Faithfulness: A String of Yeses
My wife and I recently brought home three biological sisters from Haiti.
Those three joined our two biological kids at home, so needless to say, our lives have been a seven-truck pileup for the last few years.
Though we may be weak and weary and prone to whine in this journey of adoption, it is so worth it. Not easy, but worth it. We’re caught up in the most glorious adventure. And in this adventure, there’s a word God continues to lay on my heart: faithful.
God keeps whispering, “Don’t stop now. It is so worth it. Keep going toward the scary, risky, and messy yeses.”
I think that’s exactly what faithfulness is. The art of saying the next yes to God until our lives are made up of a string of yeses that eventually leads us to a place where Jesus says to us, “Well done good and faithful servant. You continued saying those crazy and insane yeses to Me.”
I can’t think of anyone who lived out faithfulness more beautifully than the Old Testament character of Joseph. God uses him to teach us 3 important principles of faithfulness.
1. Faithfulness can start anywhere.
If you know the story of Joseph, you know his life began with deep brokenness. His father obviously favored him, making his eleven other brothers despise him. They mocked him, assaulted him, and eventually left him for dead at the bottom of a cistern.
Though his life began with such agony, this teenager grew into one of the greatest heroes of faith… a man God used mightily to make a difference in the lives of many.
And I cannot help but wonder if God wouldn’t tell some of us, “How your story started doesn’t get to determine where it goes next. You do.”
Many of us need a holy uprising where we say:
“I refuse to let the pain of my past hold me back from where God may be calling me to say yes next.”
“I refuse to let what happened to me dictate what I happen to do next.”
“How my story started doesn’t get to dictate how it ends.”
2. Faithfulness can bless anything.
As we keep moving in Joseph’s story, we learn he was pulled from the pit and sold into slavery. But even as a slave (a job I’m sure he despised) Joseph was faithful and trustworthy. So much so, he was promoted.
Not only was Joseph blessed by his own faithfulness, but the Bible tells us that his owner, Potiphar, was blessed, too. An injustice during his time in slavery led him to prison. But even there, he was faithful in his duties as a prisoner, and the prison was blessed.
We can confidently assume Joseph would never have chosen these seasons of slavery and prison.
“But even though he did not choose where he was, he chose what he was in those seasons. And what he chose to be was the person who said ‘yes’ to the next thing God called him to.”
Many of us are in seasons or places that feel like slavery or a sentence. Maybe this season of waiting for your adoption feels like a sentence. This season of parenting through trauma feels like a sentence. Everything in us will be tempted to believe the great goal is to get out of this difficult season as quickly and efficiently as possible.
But then faithfulness reminds us: the goal is finding the next yes God asks of us in this season.
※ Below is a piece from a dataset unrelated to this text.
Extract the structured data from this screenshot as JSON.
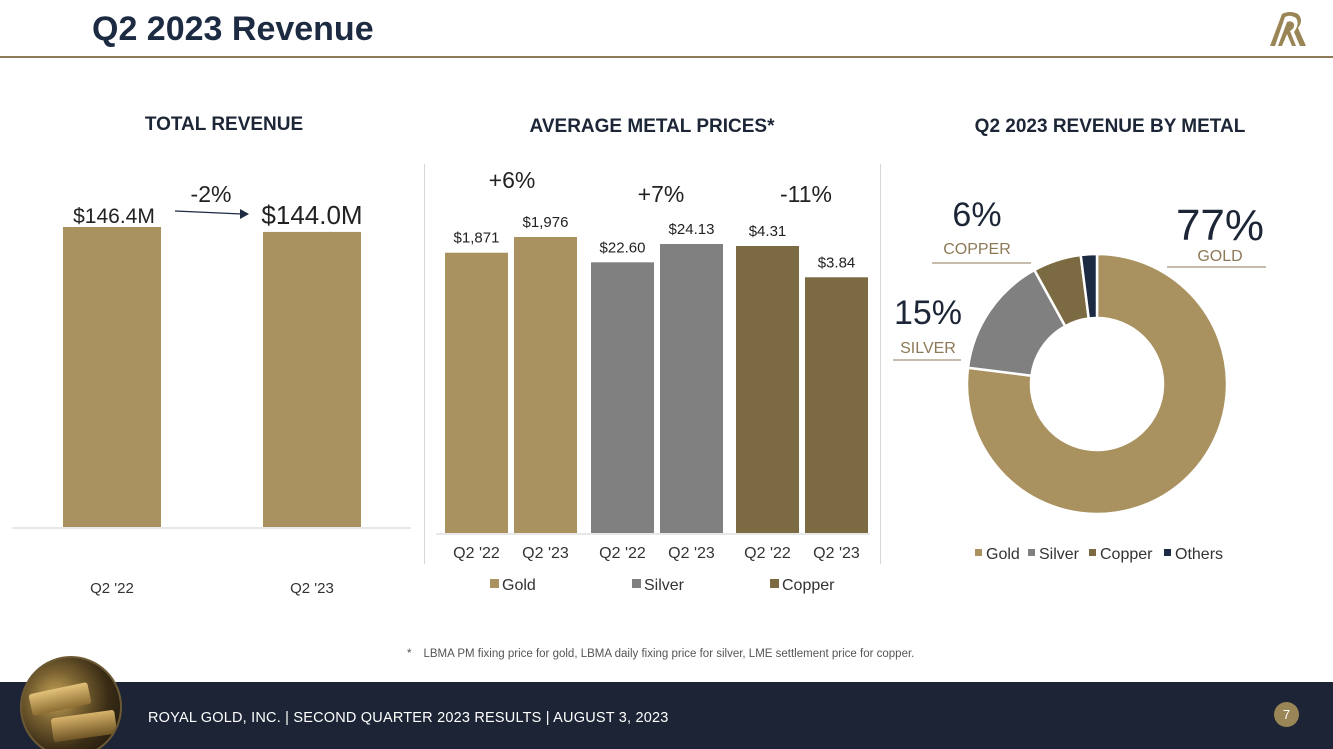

Maybe you are not stuck as much as you are strategically placed in this season to bless and make the people around you a little better. Maybe the goal isn’t to break out of the season, but to ask what heaven might want to break in through you.
The Bible says, “Joseph prospered.”
Shouldn’t it have said Joseph escaped and then prospered? No. Joseph prospered where he was planted—in the slavery, in that sentence, in that season.
Jesus is not going to ask you, “How’d you like your season?” Rather, He’ll ask, “Were you faithful to me even in that hard season?”
3. Faithfulness is worth it.
In a wild turn of events, while in prison, Joseph provides a critical interpretation to the King of Egypt’s dream. And thus, Joseph became the second most powerful man in the world.
After all the pain Joseph experienced, he summarized his last 13 years in this climactic conversation with his brothers,
“You intended to harm me, but God intended it for good to accomplish what is now being done, the saving of many lives.” (Genesis 50:20)
The point of the pain, pit, and prison is never meant to destroy us or place us in the palace. The point is to invite us to join God in His purpose of rescuing lives from the brink of destruction. As Joseph tells his brothers, “for the saving of many lives.”
If our yes can help bring relief or rescue a vulnerable life, then what might it look like to acknowledge the pain and desire the palace? But beyond those things… to strive after God’s purpose, asking Him: “What yes can I say right now, regardless of the season, to be part of Your purpose in rescuing vulnerable lives?”